Dependency on Depth Input: RGB-D images are required; an additional depth estimation module is needed for RGB-only settings.
Limited Closed-Loop Capability: Closed-loop behavior is approximated via VLM error detection and retry (up to 3 attempts) rather than true closed-loop control.
Single-Source Data for OrienText300K: Data sourced exclusively from Objaverse may introduce category distribution bias.

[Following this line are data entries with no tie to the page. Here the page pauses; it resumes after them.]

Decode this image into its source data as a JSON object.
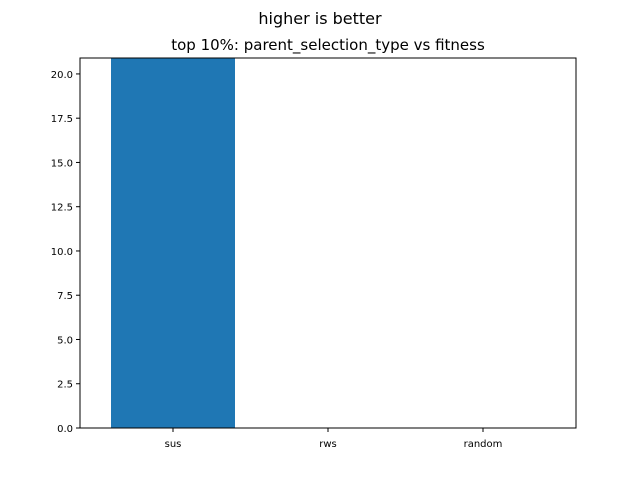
{
  "chart_data": {
    "type": "bar",
    "suptitle": "higher is better",
    "title": "top 10%: parent_selection_type vs fitness",
    "xlabel": "",
    "ylabel": "",
    "categories": [
      "sus",
      "rws",
      "random"
    ],
    "values": [
      21,
      0,
      0
    ],
    "ylim": [
      0,
      20.9
    ],
    "yticks": [
      "0.0",
      "2.5",
      "5.0",
      "7.5",
      "10.0",
      "12.5",
      "15.0",
      "17.5",
      "20.0"
    ],
    "bar_color": "#1f77b4",
    "grid": false
  }
}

Spatial Reasoning: SpatialVLM, SpatialBot, and RoboPoint focus on positional relationships without modeling orientation; SoFar extends reasoning to full 6-DoF.
Robotic Manipulation: RT-1/RT-2 (end-to-end policies), VoxPoser (3D value maps), and CoPa (generalizable manipulation) do not explicitly model semantic orientation.
VLA Models: Octo, OpenVLA, and SpatialVLA require large-scale robot data for training, limiting generalizability; SoFar surpasses them in a zero-shot setting.
Object Pose Estimation: Traditional methods rely on CAD models or category-level templates and cannot handle novel open-world objects; semantic orientation provides a more flexible alternative.
Scene Graphs: Conventional scene graphs encode object relationships but lack orientation information; SoFar's 6-DoF scene graph is the first to incorporate semantic orientations.

Rating¶

Novelty: ⭐⭐⭐⭐⭐ — The semantic orientation concept is original; binding natural language to 3D direction vectors is a novel and elegant formulation.
Experimental Thoroughness: ⭐⭐⭐⭐⭐ — Covers simulation (Open6DOR V1/V2, SimplerEnv) + real-world (60 tasks, 100+ objects) + VQA (SpatialBench), with comprehensive multi-baseline comparisons and ablations.
Writing Quality: ⭐⭐⭐⭐ — Concepts are clearly presented with rich illustrations and complete system descriptions; the large content volume leads to some compression of details.
Value: ⭐⭐⭐⭐⭐ — Introduces a new representational paradigm for 6-DoF robotic manipulation; the dataset and benchmark are likely to facilitate future research.